Let $\mathcal{P}=\{P_1,\cdots,P_n\}$ be a collection of point-sets in $\mathbb{R}^d$. Given a point $x\in\mathbb{R}^d$, we define the following (convex) function
$F_z(x) = \sum_{i\in[n]}\max_{p\in P_i}\Vert x-p\Vert^z$, where $z\in\{1,2\}$.
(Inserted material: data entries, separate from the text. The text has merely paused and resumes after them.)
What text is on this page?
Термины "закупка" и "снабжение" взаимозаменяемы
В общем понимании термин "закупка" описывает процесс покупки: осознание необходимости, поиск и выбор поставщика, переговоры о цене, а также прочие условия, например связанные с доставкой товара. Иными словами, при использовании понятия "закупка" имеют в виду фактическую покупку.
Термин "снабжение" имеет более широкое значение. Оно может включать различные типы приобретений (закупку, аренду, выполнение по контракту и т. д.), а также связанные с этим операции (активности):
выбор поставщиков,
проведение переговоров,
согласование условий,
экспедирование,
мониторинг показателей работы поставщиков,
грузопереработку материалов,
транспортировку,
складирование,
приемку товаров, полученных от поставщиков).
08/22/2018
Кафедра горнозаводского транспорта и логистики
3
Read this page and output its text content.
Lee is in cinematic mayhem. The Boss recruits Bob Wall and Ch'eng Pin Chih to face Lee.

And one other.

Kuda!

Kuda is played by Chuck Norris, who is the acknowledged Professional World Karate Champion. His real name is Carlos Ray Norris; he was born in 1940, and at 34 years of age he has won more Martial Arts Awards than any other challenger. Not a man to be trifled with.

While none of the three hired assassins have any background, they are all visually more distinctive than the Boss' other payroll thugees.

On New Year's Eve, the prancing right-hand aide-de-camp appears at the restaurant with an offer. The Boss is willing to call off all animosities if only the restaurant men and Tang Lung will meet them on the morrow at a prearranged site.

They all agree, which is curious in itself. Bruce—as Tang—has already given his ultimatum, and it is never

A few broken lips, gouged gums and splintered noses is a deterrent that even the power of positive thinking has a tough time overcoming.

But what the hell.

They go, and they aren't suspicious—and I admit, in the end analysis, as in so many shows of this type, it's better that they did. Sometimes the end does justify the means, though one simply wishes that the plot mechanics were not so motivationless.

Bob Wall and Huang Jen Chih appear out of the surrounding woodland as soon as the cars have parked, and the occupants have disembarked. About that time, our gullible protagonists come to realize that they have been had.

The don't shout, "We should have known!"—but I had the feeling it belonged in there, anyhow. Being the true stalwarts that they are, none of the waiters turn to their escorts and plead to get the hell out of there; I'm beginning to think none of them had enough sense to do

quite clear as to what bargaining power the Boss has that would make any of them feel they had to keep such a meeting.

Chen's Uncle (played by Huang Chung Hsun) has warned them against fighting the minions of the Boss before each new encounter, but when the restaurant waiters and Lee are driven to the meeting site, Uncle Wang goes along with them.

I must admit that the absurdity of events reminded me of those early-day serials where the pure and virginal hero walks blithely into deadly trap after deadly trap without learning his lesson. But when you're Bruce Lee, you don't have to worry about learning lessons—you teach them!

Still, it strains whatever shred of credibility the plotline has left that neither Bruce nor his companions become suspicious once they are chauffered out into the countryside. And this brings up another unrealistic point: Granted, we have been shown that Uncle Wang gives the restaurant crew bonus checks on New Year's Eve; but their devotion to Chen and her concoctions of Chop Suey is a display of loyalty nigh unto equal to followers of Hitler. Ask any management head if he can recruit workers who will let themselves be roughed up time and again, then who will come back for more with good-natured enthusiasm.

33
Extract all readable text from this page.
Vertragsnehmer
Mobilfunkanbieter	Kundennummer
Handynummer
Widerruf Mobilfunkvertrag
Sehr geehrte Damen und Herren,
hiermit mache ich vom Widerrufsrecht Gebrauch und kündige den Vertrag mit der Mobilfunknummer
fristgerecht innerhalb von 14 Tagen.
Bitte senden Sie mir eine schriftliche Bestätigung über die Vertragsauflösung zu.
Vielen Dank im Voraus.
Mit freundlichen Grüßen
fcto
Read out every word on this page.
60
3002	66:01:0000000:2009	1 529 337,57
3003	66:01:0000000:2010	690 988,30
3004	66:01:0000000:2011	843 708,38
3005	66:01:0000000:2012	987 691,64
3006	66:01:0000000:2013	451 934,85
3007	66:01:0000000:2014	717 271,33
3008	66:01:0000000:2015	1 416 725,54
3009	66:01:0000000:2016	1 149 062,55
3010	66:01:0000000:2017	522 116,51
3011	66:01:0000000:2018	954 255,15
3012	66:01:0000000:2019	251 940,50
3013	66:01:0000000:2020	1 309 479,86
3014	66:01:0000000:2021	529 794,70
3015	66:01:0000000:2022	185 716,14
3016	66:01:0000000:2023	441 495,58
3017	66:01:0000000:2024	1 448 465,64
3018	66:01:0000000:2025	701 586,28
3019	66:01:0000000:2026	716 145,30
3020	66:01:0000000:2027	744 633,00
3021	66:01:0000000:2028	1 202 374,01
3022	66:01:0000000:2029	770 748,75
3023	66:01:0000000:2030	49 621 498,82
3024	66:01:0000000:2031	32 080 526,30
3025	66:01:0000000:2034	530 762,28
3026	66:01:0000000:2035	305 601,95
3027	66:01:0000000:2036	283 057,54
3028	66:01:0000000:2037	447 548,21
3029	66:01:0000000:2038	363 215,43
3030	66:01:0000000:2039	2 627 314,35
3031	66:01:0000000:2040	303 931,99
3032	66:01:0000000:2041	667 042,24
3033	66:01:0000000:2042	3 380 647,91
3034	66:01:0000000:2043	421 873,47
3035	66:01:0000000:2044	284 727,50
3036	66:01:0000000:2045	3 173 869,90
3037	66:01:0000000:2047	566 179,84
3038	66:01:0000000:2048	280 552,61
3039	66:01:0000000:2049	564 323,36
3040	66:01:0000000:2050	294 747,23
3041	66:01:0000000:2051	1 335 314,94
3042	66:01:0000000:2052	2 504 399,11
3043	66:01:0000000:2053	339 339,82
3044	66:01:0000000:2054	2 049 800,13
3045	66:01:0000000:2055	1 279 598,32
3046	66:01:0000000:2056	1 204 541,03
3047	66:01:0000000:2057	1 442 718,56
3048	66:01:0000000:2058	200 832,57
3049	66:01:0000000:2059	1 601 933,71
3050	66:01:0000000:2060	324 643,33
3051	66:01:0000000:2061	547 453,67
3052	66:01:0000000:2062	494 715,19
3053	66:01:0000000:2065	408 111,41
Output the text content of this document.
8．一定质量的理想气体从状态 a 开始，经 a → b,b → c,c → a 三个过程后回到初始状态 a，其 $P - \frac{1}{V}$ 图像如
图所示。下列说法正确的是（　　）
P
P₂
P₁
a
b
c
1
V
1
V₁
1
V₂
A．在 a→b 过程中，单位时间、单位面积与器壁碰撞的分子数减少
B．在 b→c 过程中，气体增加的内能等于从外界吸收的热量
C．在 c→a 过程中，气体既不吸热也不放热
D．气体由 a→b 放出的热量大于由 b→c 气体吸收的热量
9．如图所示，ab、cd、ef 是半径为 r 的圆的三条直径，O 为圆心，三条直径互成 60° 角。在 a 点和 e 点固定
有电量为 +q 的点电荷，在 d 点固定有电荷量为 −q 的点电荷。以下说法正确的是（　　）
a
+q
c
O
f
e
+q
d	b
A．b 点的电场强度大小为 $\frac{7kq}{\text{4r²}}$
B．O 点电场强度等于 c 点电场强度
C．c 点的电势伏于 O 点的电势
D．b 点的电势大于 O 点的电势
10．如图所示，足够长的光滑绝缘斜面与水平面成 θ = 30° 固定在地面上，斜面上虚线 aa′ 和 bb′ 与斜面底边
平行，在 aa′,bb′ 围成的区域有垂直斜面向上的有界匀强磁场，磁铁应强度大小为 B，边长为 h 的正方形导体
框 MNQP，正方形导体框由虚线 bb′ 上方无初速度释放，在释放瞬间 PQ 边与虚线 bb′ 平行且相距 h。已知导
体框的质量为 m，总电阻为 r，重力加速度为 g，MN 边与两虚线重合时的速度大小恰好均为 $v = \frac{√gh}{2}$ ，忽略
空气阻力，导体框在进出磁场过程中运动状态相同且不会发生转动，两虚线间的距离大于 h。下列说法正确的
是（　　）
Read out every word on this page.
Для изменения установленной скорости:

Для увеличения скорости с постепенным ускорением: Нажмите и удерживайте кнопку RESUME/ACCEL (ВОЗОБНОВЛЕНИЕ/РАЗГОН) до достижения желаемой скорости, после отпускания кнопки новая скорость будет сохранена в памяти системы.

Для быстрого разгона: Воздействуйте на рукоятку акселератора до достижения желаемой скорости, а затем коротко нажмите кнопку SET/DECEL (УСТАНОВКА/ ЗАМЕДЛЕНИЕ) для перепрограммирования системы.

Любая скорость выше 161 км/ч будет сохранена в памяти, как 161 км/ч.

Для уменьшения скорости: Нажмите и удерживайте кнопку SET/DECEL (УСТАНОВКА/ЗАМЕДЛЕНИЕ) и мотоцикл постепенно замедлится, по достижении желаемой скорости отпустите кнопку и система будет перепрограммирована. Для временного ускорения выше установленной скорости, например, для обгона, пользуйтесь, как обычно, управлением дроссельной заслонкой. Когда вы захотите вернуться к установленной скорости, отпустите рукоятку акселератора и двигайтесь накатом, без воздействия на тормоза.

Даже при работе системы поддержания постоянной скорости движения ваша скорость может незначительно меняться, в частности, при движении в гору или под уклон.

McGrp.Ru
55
It is easy to see that $\vert F_1(x) - F_1(y)\vert \leq n\Vert x-y\Vert$. This follows from the triangle inequality. My question is that if there is a similar relation for $F_2(\cdot)$, i.e. whether $\exists$ some paramter $K>0$, which is independent of $x$ and $y$ s.t $\vert F_2(x) - F_2(y)\vert \leq K\Vert x-y\Vert^2$. Note that triangle inequality does not hold in this case, although approximate triangle inequality does exists, i.e $\Vert x-y\Vert^2 \leq 2(\Vert x-z\Vert^2 + \Vert z-y\Vert^2)$.
The following two inequalities are well known
$\vert \Vert p-c\Vert^2 - \Vert q-c\Vert^2\vert \leq \epsilon\Vert p-c\Vert^2 + (1+1/\epsilon)\Vert p-q\Vert^2$, for any $\epsilon >0$
$2\langle w-v,u-v\rangle = \Vert w-v\Vert^2 - \Vert w-u\Vert^2 + \Vert u-v\Vert^2 \geq \Vert w-v\Vert^2 - \Vert w-u\Vert^2 $.
Using point 1, it is not hard to derive the following bound
$\vert F_2(x) - F_2(y)\vert \leq (1+1/\epsilon)n\Vert x-y\Vert^2 + \epsilon.F_2(x)$
Using point 2 along with Cauchy–Schwarz inequality, one can derive the following bound
$F_2(x) - F_2(y) \leq 2\Vert x-y\Vert\sqrt{nF_2(x)}\leq \Vert x-y\Vert^2 + nF_2(x)$.